Professional ratings
Review scores
| Source | Rating |
| AllMusic | Star |
| Christgau's Record Guide | B− |
| Ebony | mixed |
| Jazz Digest | positive |
| Rolling Stone | mixed |

==Reception==
Commercially, Hey Now Hey was considered a failure. It was Franklin's first Atlantic album to miss the Top 25 of the main Billboard chart, peaking at number 30, and reaching number 2 on the R&B albums listing. The album's first offering, "Master of Eyes (The Deepness of Your Eyes)," was a miss, peaking at number 33 on the pop charts and number 8 on the R&B charts and was subsequently not included on the album. However, "Angel", written by Franklin's younger sister Carolyn Franklin, proved to be a redeeming entry, restoring Franklin to the No. 1 spot on the R&B chart and top 20 on the pop chart.

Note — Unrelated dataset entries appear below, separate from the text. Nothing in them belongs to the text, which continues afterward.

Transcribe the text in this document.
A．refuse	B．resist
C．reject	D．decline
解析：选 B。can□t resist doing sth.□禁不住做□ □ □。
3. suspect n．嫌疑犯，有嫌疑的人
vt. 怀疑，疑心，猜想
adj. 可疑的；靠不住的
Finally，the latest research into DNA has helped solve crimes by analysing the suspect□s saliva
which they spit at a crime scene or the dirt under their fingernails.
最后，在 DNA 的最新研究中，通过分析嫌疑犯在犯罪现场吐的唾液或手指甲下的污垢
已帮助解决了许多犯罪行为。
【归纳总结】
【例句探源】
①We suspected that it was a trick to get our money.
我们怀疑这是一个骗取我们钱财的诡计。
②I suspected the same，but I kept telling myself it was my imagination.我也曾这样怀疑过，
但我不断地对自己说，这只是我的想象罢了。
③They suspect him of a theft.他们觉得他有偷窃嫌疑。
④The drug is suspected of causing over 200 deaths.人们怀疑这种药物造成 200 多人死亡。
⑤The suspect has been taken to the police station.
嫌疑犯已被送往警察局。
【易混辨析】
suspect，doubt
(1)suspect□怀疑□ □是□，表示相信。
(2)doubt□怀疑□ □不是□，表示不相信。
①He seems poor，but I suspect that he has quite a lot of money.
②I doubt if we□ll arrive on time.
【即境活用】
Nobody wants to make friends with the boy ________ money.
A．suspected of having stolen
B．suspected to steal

The album divided critics at the time. Rolling Stone praised Aretha's singing and certain moments but criticized Jones' productions and called the Aretha-written compositions as underdeveloped, anemic, and not measuring up to the standards she'd set for herself previously. Jazz Digest criticized the album's cover, but said that "Ms. Franklin is cooking her tail off here!" and complimented her as "the only emergent singer of the '60s with anything to say." Ebony called the album "a very mixed bag," but noted that "Angel" "presents Aretha at her best."

==Track listing==
Side One
1. "Hey Now Hey (The Other Side of the Sky)" (Aretha Franklin) – 4:41
2. "Somewhere" (Leonard Bernstein, Stephen Sondheim) – 6:14
3. "So Swell When You're Well" (James Booker, Aretha Franklin) – 4:14
4. "Angel" (Carolyn Franklin, Sonny Sanders) – 4:26
5. "Sister from Texas" (Aretha Franklin) – 3:08
Side Two
1. "Mister Spain" (Carolyn Plummer) – 6:41
2. "That's The Way I Feel About Cha" (Bobby Womack, Jim Grisby, Joe Hicks) – 7:10
3. "Moody's Mood" (James Moody, Jimmy McHugh, Dorothy Fields) – 2:55
4. "Just Right Tonight" (Aretha Franklin, Avery Parrish, Buddy Feyne, Quincy Jones, Robert Bruce) – 7:42
CD reissue bonus track
1. "Master of Eyes (The Deepness of Your Eyes)" (Aretha Franklin, Bernice Hart) – 3:25

==Personnel==
- Aretha Franklin – lead vocals, acoustic piano solo (2, 3)
- Spooner Oldham – keyboards
- Billy Preston – acoustic piano solo (9)
- Jimmy Johnson – guitar
- Tommy Cogbill, Jerry Jemmott – bass guitar
- Roger Hawkins, Richie Pratt – drums
- Phil Woods – alto saxophone (2)
- Joe Farrell – tenor sax solo (4), flute solo (6)
- Willie Bridges – saxophone
- Charles Chalmers – saxophone
- Andrew Love – saxophone
- Floyd Newman – saxophone
- Wayne Jackson – trumpet

===Technical personnel===
- Producers – Quincy Jones and Aretha Franklin
- Recording Engineer – Phil Schier
- Remixing – Gene Paul (track 1); Quincy Jones and Phil Schier (tracks 2–9).
- Track 1 remixed at Record Plant; tracks 2–9 remixed at Atlantic Studios (New York, NY).
- Mastered at Artisan Sound Recorders (Hollywood, CA).
- Album Design – Ken Cunningham, Jim Dunn and Aretha Franklin.